Keyword density - the percentage of keywords on a page compared to the total amount of words. You don’t want too many keywords as Google could penalise this.
Keyword stuffing - trying to gain a higher ranking on search engine results pages by inserting a large number of keywords into a webpage
Latent Semantic Indexing (LSI) - an algorithm that helps search engines understand the content of a webpage to match it to the user’s search intent
Linkbait - providing valuable content on your website so that other websites will link to it
Link building - links are a signal to the search engine that your webpage is of a quality standard, so sites with more backlinks earn higher rankings
Link farm - a website that features links from other websites. Usually penalised by Google as they often produce poor-quality content and use black hat SEO strategies to try and increase a website’s ranking
Link sculpting - the practice of assigning ‘follow’ and ‘nofollow’ attributes to different pages, structuring your website according to which pages you want to be more visible
Meta description - a short description of a page found beneath each search result on the search engine results pages
Meta tags - code placed in the head section of a page’s HTML structure. It contains the page’s meta description as well as keywords.

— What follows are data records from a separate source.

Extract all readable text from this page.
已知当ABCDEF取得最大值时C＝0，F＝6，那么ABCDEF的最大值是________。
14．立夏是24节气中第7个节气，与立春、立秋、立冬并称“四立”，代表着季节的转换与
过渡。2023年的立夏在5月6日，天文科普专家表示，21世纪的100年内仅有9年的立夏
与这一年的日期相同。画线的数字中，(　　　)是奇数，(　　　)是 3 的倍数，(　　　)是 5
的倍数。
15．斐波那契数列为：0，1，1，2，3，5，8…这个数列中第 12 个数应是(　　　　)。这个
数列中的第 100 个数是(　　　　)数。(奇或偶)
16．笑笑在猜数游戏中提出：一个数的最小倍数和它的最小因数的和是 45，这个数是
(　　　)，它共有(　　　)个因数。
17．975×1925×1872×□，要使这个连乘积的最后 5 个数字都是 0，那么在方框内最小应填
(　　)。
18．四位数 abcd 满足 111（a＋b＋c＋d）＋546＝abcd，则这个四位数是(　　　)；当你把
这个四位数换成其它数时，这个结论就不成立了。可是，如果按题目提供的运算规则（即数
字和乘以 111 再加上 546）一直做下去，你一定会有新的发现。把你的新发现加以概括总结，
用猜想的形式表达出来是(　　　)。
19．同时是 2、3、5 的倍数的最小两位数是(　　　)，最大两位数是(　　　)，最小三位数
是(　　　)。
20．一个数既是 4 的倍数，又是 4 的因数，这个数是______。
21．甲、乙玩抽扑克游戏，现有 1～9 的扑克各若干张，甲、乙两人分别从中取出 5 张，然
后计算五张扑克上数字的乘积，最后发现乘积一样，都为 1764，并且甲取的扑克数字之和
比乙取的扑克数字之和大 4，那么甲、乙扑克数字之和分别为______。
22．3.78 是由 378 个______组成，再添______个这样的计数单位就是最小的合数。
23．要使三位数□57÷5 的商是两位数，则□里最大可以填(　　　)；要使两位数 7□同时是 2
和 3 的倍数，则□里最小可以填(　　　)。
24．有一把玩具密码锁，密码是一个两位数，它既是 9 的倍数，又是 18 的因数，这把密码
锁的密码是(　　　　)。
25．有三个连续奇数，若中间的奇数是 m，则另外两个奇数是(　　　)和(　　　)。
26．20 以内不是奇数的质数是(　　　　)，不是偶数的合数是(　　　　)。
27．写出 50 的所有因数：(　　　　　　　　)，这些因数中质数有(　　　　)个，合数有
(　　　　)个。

Natural links - links a website earns without actively trying to acquire them e.g. writing a really good piece of content leading to natural shares
Nofollow - this attribute tells search engines to not pay attention to a link
Off-page SEO - any efforts outside of a website to improve its rankings e.g. external link building
On-page SEO - any efforts on a website to improve its rankings e.g. keyword optimisation
Organic search - searching for anything on the web using a search engine e.g. Google searches
Organic search results (natural search results) - the results that appear after you perform an organic search
PageRank - Google’s algorithm that’s purpose is to rank pages in Google search results. It measures the importance of a website and then ranks it accordingly
Robots.txt - a file that’s vital for a website’s SEO. It enables you to let the search engine’s crawler understand which areas of your website you want to be indexed in search results and which ones to exclude.
Search engine - websites like Google, Bing and Yahoo which enable you to search the web
SEM - Search engine marketing
SERP - Search engine results page
Spider (crawler, bot, robot) - a unique piece of software that ‘crawls’ the web in search of new sites and content and tries to understand them while sending information back to the search engine. This information is then processed so the search engine knows how to index and rank these pages.
Title tag - (not to be confused with a header or ’H1’) this is the title of a page, or if you prefer, the name of a page. It helps search engines understand what a page is about and is considered a strong SEO factor. Aim to include your main keywords here.
URL - the address of a web page, standing for ‘universal resource locator’
White hat SEO - The good kind of SEO that search engines want you to do, e.g. link building, setting up XML sitemaps, image optimisation etc. The list is endless.
XML sitemap - similar to an HTML sitemap, but intended for search engines only, not for users. Its purpose is to show a search engine an understandable map of a website’s architecture, and to see how all the pages connect. With this, a crawler can read your website quicker and easier, and can index your pages much faster.